Okay, it took this topic to make me type again, for I’ve had a tough surgery on my arm and, frankly, it hurts to type. It hurts to do the dishes. It hurts to pick up dirty laundry off the floor and it really hurts to fold the clean laundry. But who’s complaining? (I suppose I am.) In any case, this blog, guided by my pain, will be brief.
But that’s not why I am writing this piece. It’s because in the few weeks I’ve been waylaid by pain, I’ve noticed that something impossible has happened: the news has gotten even weirder than when I stopped writing. I say nothing of the Kardashians—that’s just par for the course—nor say I anything about the president of the United States or Nike advertising or anonymous op eds to the New York Times. I say nothing.
But I do say something about a certain man, S. Navin Kumar, who set a new world’s record by cracking walnuts (217 in one minute). It’s an odd record, walnut cracking. Now, at first blush, this may not seem odd. After all, someone has to crack the nuts, and maybe in a factory somewhere there was a competition between crackers and then, one marvelous and legendary day, someone won that contest—like sheepshearers in Australia. Walnuts come primarily from Germany, then Turkey, China, Japan and Spain. I checked it out. So, let’s figure on Germany. There someone bet someone else a beer, no doubt, that he (probably he) could outstrip his counterpart Nussknacker (the German word for nutcracker is in fact Nussknacker). “Ich kan Nüsse besser als du knacken,” he probably said, “und schneller!” And that’s how it all started.

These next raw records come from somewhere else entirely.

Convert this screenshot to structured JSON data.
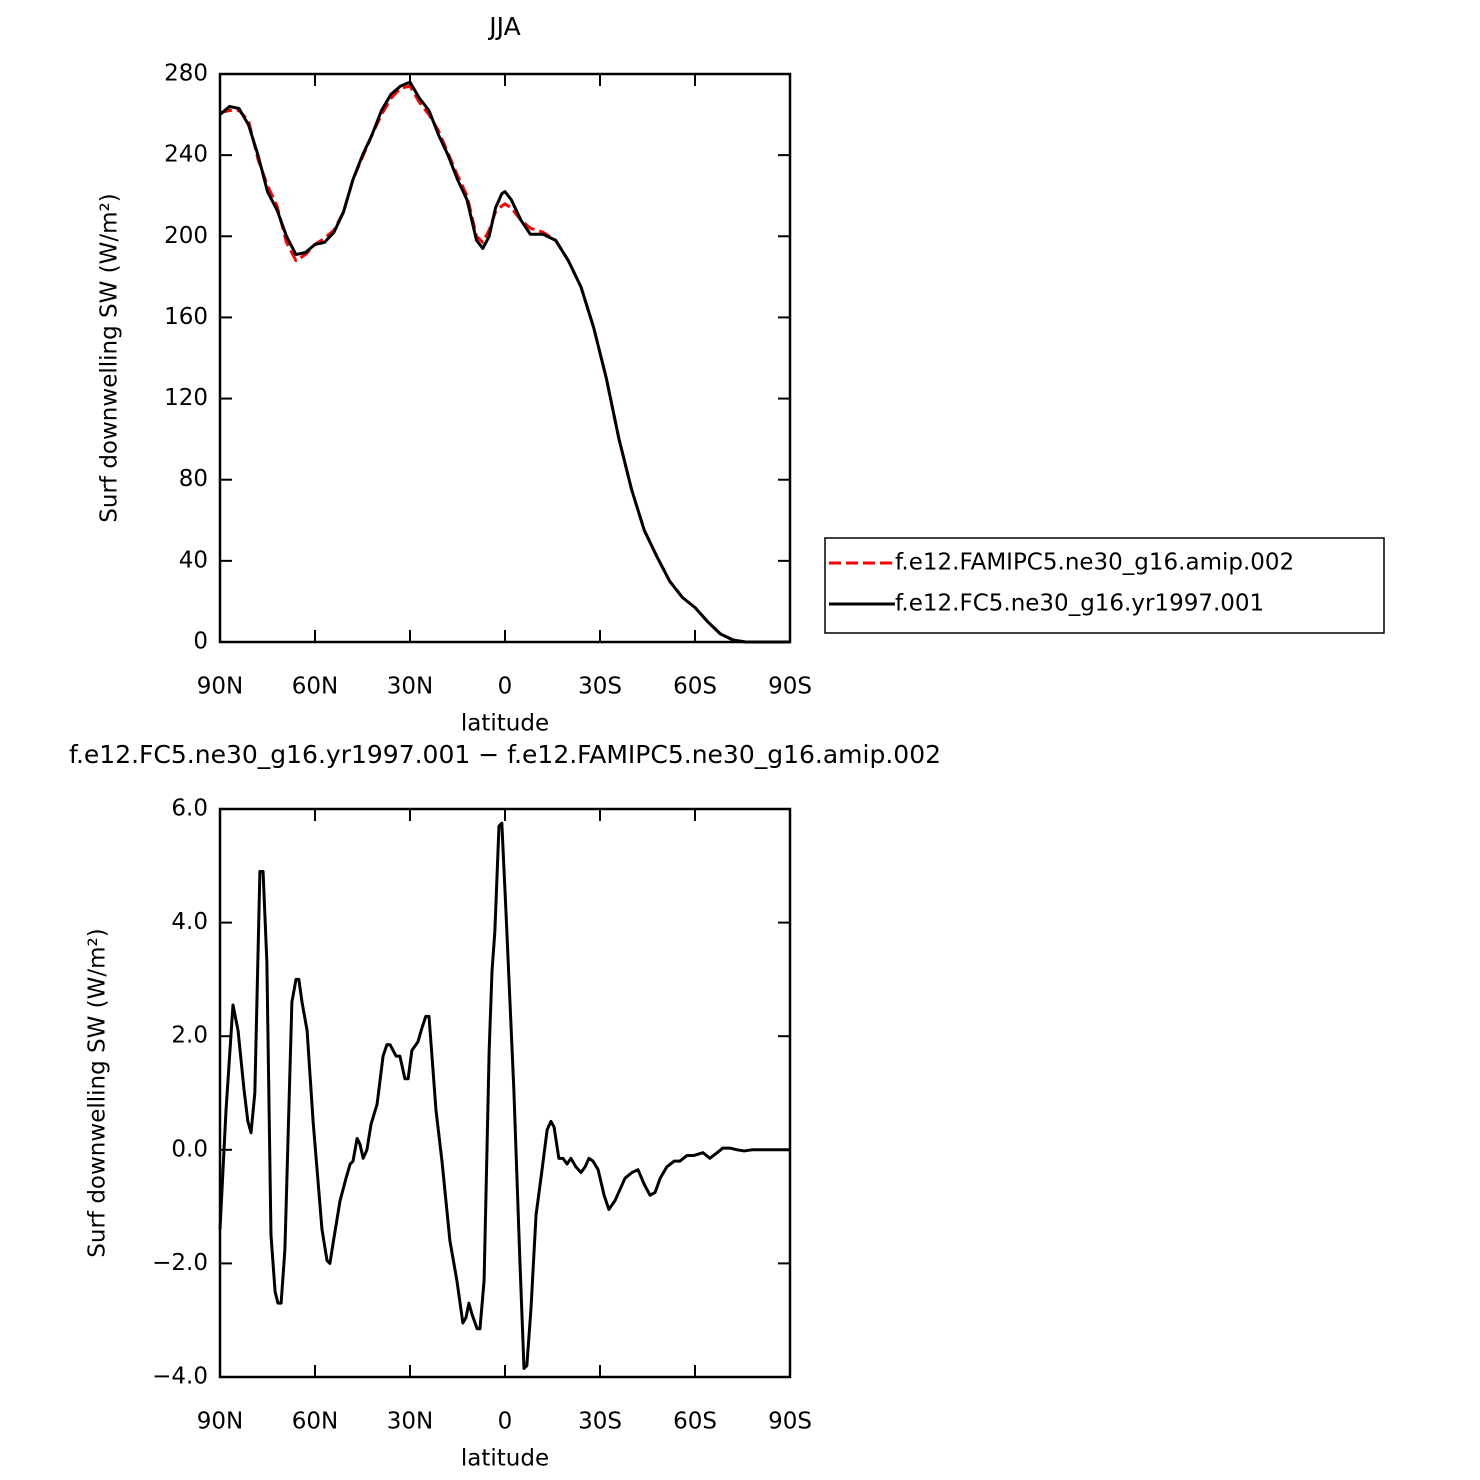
{
  "chart_data": [
    {
      "type": "line",
      "title": "JJA",
      "xlabel": "latitude",
      "ylabel": "Surf downwelling SW (W/m²)",
      "xlim": [
        90,
        -90
      ],
      "xticks": [
        {
          "value": 90,
          "label": "90N"
        },
        {
          "value": 60,
          "label": "60N"
        },
        {
          "value": 30,
          "label": "30N"
        },
        0,
        {
          "value": -30,
          "label": "30S"
        },
        {
          "value": -60,
          "label": "60S"
        },
        {
          "value": -90,
          "label": "90S"
        }
      ],
      "ylim": [
        0,
        280
      ],
      "yticks": [
        0,
        40,
        80,
        120,
        160,
        200,
        240,
        280
      ],
      "legend": "right",
      "x": [
        90,
        87,
        84,
        81,
        78,
        75,
        72,
        69,
        66,
        63,
        60,
        57,
        54,
        51,
        48,
        45,
        42,
        39,
        36,
        33,
        30,
        27,
        24,
        21,
        18,
        15,
        12,
        9,
        7,
        5,
        3,
        1,
        0,
        -2,
        -5,
        -8,
        -12,
        -16,
        -20,
        -24,
        -28,
        -32,
        -36,
        -40,
        -44,
        -48,
        -52,
        -56,
        -60,
        -64,
        -68,
        -72,
        -76,
        -80,
        -84,
        -90
      ],
      "series": [
        {
          "name": "f.e12.FAMIPC5.ne30_g16.amip.002",
          "color": "#ff0000",
          "line_style": "dashed",
          "values": [
            261,
            262,
            262,
            257,
            238,
            225,
            215,
            197,
            188,
            191,
            196,
            199,
            203,
            212,
            228,
            239,
            250,
            260,
            268,
            273,
            274,
            266,
            260,
            252,
            241,
            230,
            220,
            200,
            197,
            203,
            212,
            215,
            216,
            214,
            208,
            204,
            202,
            198,
            188,
            175,
            155,
            130,
            100,
            75,
            55,
            42,
            30,
            22,
            17,
            10,
            4,
            1,
            0,
            0,
            0,
            0
          ]
        },
        {
          "name": "f.e12.FC5.ne30_g16.yr1997.001",
          "color": "#000000",
          "line_style": "solid",
          "values": [
            260,
            264,
            263,
            255,
            240,
            222,
            213,
            200,
            191,
            192,
            196,
            197,
            202,
            212,
            228,
            240,
            250,
            262,
            270,
            274,
            276,
            268,
            262,
            250,
            240,
            228,
            218,
            198,
            194,
            200,
            214,
            221,
            222,
            218,
            208,
            201,
            201,
            198,
            188,
            175,
            155,
            130,
            100,
            75,
            55,
            42,
            30,
            22,
            17,
            10,
            4,
            1,
            0,
            0,
            0,
            0
          ]
        }
      ]
    },
    {
      "type": "line",
      "title": "f.e12.FC5.ne30_g16.yr1997.001 − f.e12.FAMIPC5.ne30_g16.amip.002",
      "xlabel": "latitude",
      "ylabel": "Surf downwelling SW (W/m²)",
      "xlim": [
        90,
        -90
      ],
      "xticks": [
        {
          "value": 90,
          "label": "90N"
        },
        {
          "value": 60,
          "label": "60N"
        },
        {
          "value": 30,
          "label": "30N"
        },
        0,
        {
          "value": -30,
          "label": "30S"
        },
        {
          "value": -60,
          "label": "60S"
        },
        {
          "value": -90,
          "label": "90S"
        }
      ],
      "ylim": [
        -4,
        6
      ],
      "yticks": [
        {
          "value": -4,
          "label": "−4.0"
        },
        {
          "value": -2,
          "label": "−2.0"
        },
        {
          "value": 0,
          "label": "0.0"
        },
        {
          "value": 2,
          "label": "2.0"
        },
        {
          "value": 4,
          "label": "4.0"
        },
        {
          "value": 6,
          "label": "6.0"
        }
      ],
      "x": [
        90,
        88.1,
        85.9,
        84.3,
        82.4,
        81.2,
        80.2,
        79,
        77.4,
        76.4,
        75.2,
        73.9,
        72.6,
        71.7,
        70.7,
        69.5,
        67.3,
        66,
        65.1,
        64.1,
        62.5,
        60.6,
        57.8,
        56.2,
        55.3,
        54.3,
        52.1,
        50.2,
        48.9,
        48,
        46.7,
        45.8,
        44.8,
        43.6,
        42.3,
        40.4,
        38.5,
        37.3,
        36.3,
        34.4,
        33.2,
        31.6,
        30.6,
        29.4,
        27.5,
        26.2,
        25,
        24,
        21.8,
        19.9,
        17.4,
        15.2,
        13.3,
        12.3,
        11.4,
        10.4,
        8.8,
        7.9,
        6.6,
        5,
        4.1,
        3.2,
        1.9,
        1,
        -0.3,
        -2.8,
        -4.7,
        -6,
        -6.9,
        -8.2,
        -9.8,
        -11.7,
        -13.3,
        -14.5,
        -15.5,
        -17,
        -18.3,
        -19.6,
        -20.8,
        -22.4,
        -24,
        -25.3,
        -26.5,
        -27.8,
        -29.4,
        -31.3,
        -32.8,
        -34.7,
        -36.3,
        -37.9,
        -40.1,
        -42,
        -43.9,
        -45.8,
        -47.4,
        -49,
        -51.1,
        -53.4,
        -55.2,
        -57.5,
        -59.7,
        -62.5,
        -64.7,
        -67,
        -68.8,
        -71,
        -73.3,
        -75.5,
        -78,
        -90
      ],
      "series": [
        {
          "color": "#000000",
          "line_style": "solid",
          "values": [
            -1.4,
            0.7,
            2.55,
            2.1,
            1.05,
            0.5,
            0.3,
            1.0,
            4.9,
            4.9,
            3.3,
            -1.5,
            -2.5,
            -2.7,
            -2.7,
            -1.75,
            2.6,
            3.0,
            3.0,
            2.6,
            2.1,
            0.5,
            -1.4,
            -1.95,
            -2.0,
            -1.65,
            -0.9,
            -0.5,
            -0.25,
            -0.2,
            0.2,
            0.1,
            -0.15,
            0,
            0.45,
            0.8,
            1.65,
            1.85,
            1.85,
            1.65,
            1.65,
            1.25,
            1.25,
            1.75,
            1.9,
            2.15,
            2.35,
            2.35,
            0.7,
            -0.2,
            -1.6,
            -2.3,
            -3.05,
            -2.95,
            -2.7,
            -2.9,
            -3.15,
            -3.15,
            -2.3,
            1.75,
            3.15,
            3.85,
            5.7,
            5.75,
            4.2,
            1.05,
            -1.95,
            -3.85,
            -3.8,
            -2.8,
            -1.15,
            -0.35,
            0.35,
            0.5,
            0.4,
            -0.15,
            -0.15,
            -0.25,
            -0.15,
            -0.3,
            -0.4,
            -0.3,
            -0.15,
            -0.2,
            -0.35,
            -0.8,
            -1.05,
            -0.9,
            -0.7,
            -0.5,
            -0.4,
            -0.35,
            -0.6,
            -0.8,
            -0.75,
            -0.5,
            -0.3,
            -0.2,
            -0.2,
            -0.1,
            -0.1,
            -0.05,
            -0.15,
            -0.05,
            0.03,
            0.03,
            0,
            -0.02,
            0,
            0
          ]
        }
      ]
    }
  ]
}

All things seem to start nobly, and only afterwards degenerate. Take professional basketball for example. They once called real fouls, no matter who fouled whom. They also called traveling. No longer. Big stars get free passes on fouls and traveling. Actually, almost everyone gets free passes on the latter nowadays.
But nutcracking—that’s the big surprise. What started as an innocent contest between two beer drinking Germans (sorry for the stereotype) has degenerated into head-slamming grandstanding and, ironically, this just when the NFL is cracking down on shots to the head and even uncalled for body blows. Perhaps as a reaction to that, suddenly the world record for cracking walnuts with one’s head has been set—set in stone, I might add—S. Navin Kumar. I suppose I, with the rest of the world, should simply congratulate him. But honestly, I think he must be nuts.
Okay, my arm is sore, which will allow you to forgive me for that rather weak closing line.